JM de Guzman is really a very intense young actor. It is his character and his foolhardy decisions that makes this movie move forward. This film shows us another aspect to his repertoire, in very sharp contrast to his box-office hit "That Thing Called Tadhana". "Tandem" is as dark as "Tadhana" was whimsical, and de Guzman nailed them both. I am not surprised that de Guzman tied for Best Actor (with Francisco Quinto for "Ari: My Life with a King") when the festival awards were given out.

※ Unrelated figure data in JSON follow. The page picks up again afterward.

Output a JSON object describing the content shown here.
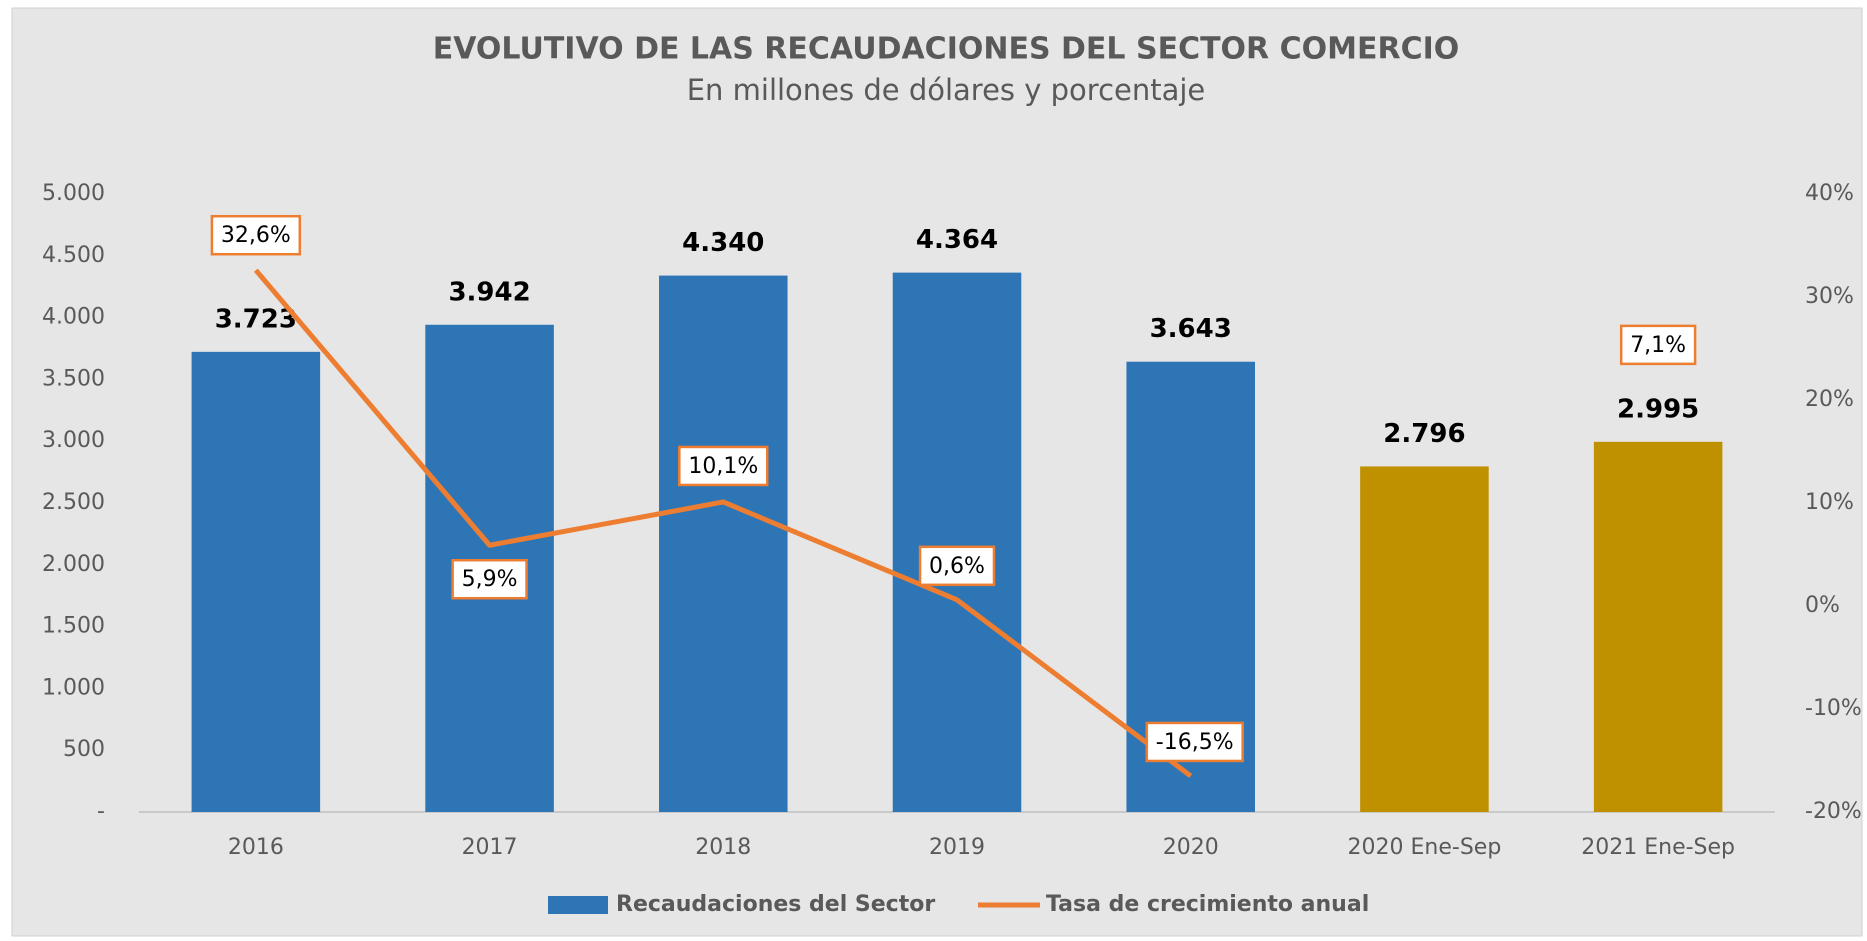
{
  "chart_data": {
    "type": "bar_line",
    "title": "EVOLUTIVO DE LAS RECAUDACIONES DEL SECTOR COMERCIO",
    "subtitle": "En millones de dólares y porcentaje",
    "categories": [
      "2016",
      "2017",
      "2018",
      "2019",
      "2020",
      "2020 Ene-Sep",
      "2021 Ene-Sep"
    ],
    "series": [
      {
        "name": "Recaudaciones del Sector",
        "type": "bar",
        "color": "#2e75b6",
        "colors": [
          "#2e75b6",
          "#2e75b6",
          "#2e75b6",
          "#2e75b6",
          "#2e75b6",
          "#bf9000",
          "#bf9000"
        ],
        "values": [
          3723,
          3942,
          4340,
          4364,
          3643,
          2796,
          2995
        ],
        "value_labels": [
          "3.723",
          "3.942",
          "4.340",
          "4.364",
          "3.643",
          "2.796",
          "2.995"
        ]
      },
      {
        "name": "Tasa de crecimiento anual",
        "type": "line",
        "axis": "y2",
        "color": "#ed7d31",
        "values": [
          32.6,
          5.9,
          10.1,
          0.6,
          -16.5,
          null,
          7.1
        ],
        "value_labels": [
          "32,6%",
          "5,9%",
          "10,1%",
          "0,6%",
          "-16,5%",
          null,
          "7,1%"
        ]
      }
    ],
    "ylim": [
      0,
      5000
    ],
    "yticks": [
      {
        "value": 0,
        "label": "-"
      },
      500,
      {
        "value": 1000,
        "label": "1.000"
      },
      {
        "value": 1500,
        "label": "1.500"
      },
      {
        "value": 2000,
        "label": "2.000"
      },
      {
        "value": 2500,
        "label": "2.500"
      },
      {
        "value": 3000,
        "label": "3.000"
      },
      {
        "value": 3500,
        "label": "3.500"
      },
      {
        "value": 4000,
        "label": "4.000"
      },
      {
        "value": 4500,
        "label": "4.500"
      },
      {
        "value": 5000,
        "label": "5.000"
      }
    ],
    "y2lim": [
      -20,
      40
    ],
    "y2ticks": [
      {
        "value": -20,
        "label": "-20%"
      },
      {
        "value": -10,
        "label": "-10%"
      },
      {
        "value": 0,
        "label": "0%"
      },
      {
        "value": 10,
        "label": "10%"
      },
      {
        "value": 20,
        "label": "20%"
      },
      {
        "value": 30,
        "label": "30%"
      },
      {
        "value": 40,
        "label": "40%"
      }
    ],
    "legend": "bottom"
  }
}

Nico Antonio has that kind of sadsack face that makes you sympathize with him despite some pretty despicable things he is doing onscreen. I had seen him before playing petty criminals in indie films like "Posas" (2012) and "Red" (2014), so he is right at home with his role here. He had rich chemistry with his co-stars, not only with JM de Guzman as his brother, but also with Rochelle Panganiban, who was a refreshing presence as his pregnant wife Che. Those tender scenes when Roman was apologizing to Che in his unique way were quite touching.
Granted the storyline may sound familiar and may have been done some other ways before, the script of Zig Marasigan, while slow to build up at first, was engaging and riveting to the end. Director King Palisoc, with the help of film editor Benjamin Tolentino, had assembled a suspenseful crime thriller over an underlying drama of the human condition in the slums of Manila. 8/10.